Renda agreed that tackling an issue such as loneliness is difficult. Humana has worked with an organization called Papa Pal, which hires college students to spend time with older people, watching a movie or helping them pick up prescriptions. He said in an early study, just doing it 10 hours a month for four months reduced the loneliness scores significantly in the Unhealthy Days survey.

 “We know when you tackle the social determinants, there are savings on a per-member per-month basis,” Nash added. “Payers have economic incentives aligned to tackle social determinants. There is margin to be made by improving the social determinants. When people have fewer days of loneliness or depression, they decrease utilization. There is great data being assembled in places like Humana and elsewhere.”

Nevertheless, Nash said, providers still have lots of questions about bridging gaps between clinical and social needs. If you gather social determinant data from patients, where does it go, who gets to see it, and how do they get actionable information?

Most provider organizations are just starting to explore this idea and putting their toes in the water, Nash added. “I think many practitioners find this difficult. They weren’t trained this way — to ask patients whether they have adequate transportation. For many primary care doctors, this is all radical new stuff. Most organizations are just getting their arms around it. It will be stimulated by changes in reimbursement. Making it economically viable is where we have to go. I am excited about the Oncology Care Model, CPC Plus and a new agreement between Blue Cross/Blue Shield of Minnesota and Minnesota primary care practices. We are going to see more collaboration between payers and providers on more exciting models.”

Renda agreed that a lot of physicians weren’t trained to think this way, and don’t know where to send a patient if they say they are food insecure. “There are education, technology, and intervention pieces that need to be addressed,” he said, adding that health systems and payers need to elevate social determinants to the level of clinical gaps in care. “For condition like diabetes, in addition to medications and screenings, you check about transportation and whether there is food in the refrigerator,” he said. “Treat them as the gaps as they are.” Another issue, he said, is that the healthcare sector has to develop some common definitions of social determinant data elements.

“Humana is all in on this.
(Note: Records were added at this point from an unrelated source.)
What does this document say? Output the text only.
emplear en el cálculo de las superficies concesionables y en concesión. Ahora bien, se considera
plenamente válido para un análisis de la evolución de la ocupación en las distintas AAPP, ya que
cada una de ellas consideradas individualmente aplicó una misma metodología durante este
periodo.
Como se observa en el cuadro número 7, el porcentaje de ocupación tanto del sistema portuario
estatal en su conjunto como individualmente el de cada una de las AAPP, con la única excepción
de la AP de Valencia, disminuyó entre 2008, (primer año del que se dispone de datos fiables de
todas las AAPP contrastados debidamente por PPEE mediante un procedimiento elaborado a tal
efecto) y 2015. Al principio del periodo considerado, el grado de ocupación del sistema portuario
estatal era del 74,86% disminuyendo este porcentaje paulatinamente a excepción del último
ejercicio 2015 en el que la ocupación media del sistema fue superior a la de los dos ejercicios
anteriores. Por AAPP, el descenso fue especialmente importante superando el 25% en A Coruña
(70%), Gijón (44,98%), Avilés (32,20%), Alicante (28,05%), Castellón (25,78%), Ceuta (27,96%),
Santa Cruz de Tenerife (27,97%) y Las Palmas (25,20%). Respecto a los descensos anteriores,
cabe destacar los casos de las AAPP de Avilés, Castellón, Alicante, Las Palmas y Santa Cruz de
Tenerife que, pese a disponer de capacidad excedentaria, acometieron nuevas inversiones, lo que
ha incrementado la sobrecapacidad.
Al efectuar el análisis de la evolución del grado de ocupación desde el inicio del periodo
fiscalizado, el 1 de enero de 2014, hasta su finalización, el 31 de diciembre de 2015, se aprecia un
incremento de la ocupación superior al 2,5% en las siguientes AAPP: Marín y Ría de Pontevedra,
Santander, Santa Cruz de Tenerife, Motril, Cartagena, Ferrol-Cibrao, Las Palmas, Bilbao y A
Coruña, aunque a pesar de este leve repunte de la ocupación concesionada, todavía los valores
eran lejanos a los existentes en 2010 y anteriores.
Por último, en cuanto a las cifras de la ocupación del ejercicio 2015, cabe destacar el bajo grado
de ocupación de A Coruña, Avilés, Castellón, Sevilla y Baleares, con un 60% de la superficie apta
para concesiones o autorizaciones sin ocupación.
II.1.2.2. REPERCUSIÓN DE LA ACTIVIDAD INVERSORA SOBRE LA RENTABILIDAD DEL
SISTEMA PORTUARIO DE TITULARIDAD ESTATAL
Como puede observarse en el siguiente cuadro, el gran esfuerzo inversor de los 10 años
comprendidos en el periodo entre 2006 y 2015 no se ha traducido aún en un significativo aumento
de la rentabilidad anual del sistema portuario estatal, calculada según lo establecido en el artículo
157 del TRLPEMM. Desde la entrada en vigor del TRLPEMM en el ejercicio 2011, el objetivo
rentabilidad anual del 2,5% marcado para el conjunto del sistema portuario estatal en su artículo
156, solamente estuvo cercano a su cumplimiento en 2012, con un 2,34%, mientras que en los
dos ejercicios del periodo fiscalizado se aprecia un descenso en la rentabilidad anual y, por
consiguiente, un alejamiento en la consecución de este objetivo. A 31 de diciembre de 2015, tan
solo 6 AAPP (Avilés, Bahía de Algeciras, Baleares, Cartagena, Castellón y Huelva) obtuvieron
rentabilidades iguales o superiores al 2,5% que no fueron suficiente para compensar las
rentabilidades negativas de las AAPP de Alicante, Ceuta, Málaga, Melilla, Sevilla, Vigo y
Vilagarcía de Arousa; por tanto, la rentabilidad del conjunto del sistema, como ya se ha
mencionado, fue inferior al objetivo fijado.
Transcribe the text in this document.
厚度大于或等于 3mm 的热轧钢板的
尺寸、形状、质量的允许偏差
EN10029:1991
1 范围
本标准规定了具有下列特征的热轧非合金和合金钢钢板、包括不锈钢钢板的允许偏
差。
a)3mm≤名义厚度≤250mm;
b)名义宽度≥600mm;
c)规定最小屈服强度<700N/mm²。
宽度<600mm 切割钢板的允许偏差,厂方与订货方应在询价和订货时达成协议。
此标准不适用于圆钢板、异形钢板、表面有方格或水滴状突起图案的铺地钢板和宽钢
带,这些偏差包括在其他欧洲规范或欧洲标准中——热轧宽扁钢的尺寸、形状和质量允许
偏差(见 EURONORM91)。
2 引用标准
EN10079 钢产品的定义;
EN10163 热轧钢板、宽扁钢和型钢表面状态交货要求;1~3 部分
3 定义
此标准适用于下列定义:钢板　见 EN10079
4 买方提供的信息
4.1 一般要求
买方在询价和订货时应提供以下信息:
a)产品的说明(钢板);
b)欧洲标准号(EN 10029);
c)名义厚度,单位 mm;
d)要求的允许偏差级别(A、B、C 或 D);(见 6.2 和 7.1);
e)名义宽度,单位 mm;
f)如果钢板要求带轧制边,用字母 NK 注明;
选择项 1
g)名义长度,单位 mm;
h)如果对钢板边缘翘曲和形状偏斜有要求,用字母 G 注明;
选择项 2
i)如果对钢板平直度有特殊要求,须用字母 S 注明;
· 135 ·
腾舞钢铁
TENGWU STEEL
We are committed to addressing social determinants, but the proof is in the pudding, Renda said. “We need to generate clinical outcomes and a business case that shows that by addressing them, we are keeping people out of the hospital and lowering the total cost of care.”

These efforts are always going to cost money up front, Renda noted. “The challenge for us is that the further upstream you go, the longer it takes to see return on investment. I don’t think these patients are going to cost more in the long run, but we have to open the aperture a bit. We can’t think we need one-year return on investment. It may take three years, five years or longer. The payoff may come further down the road.”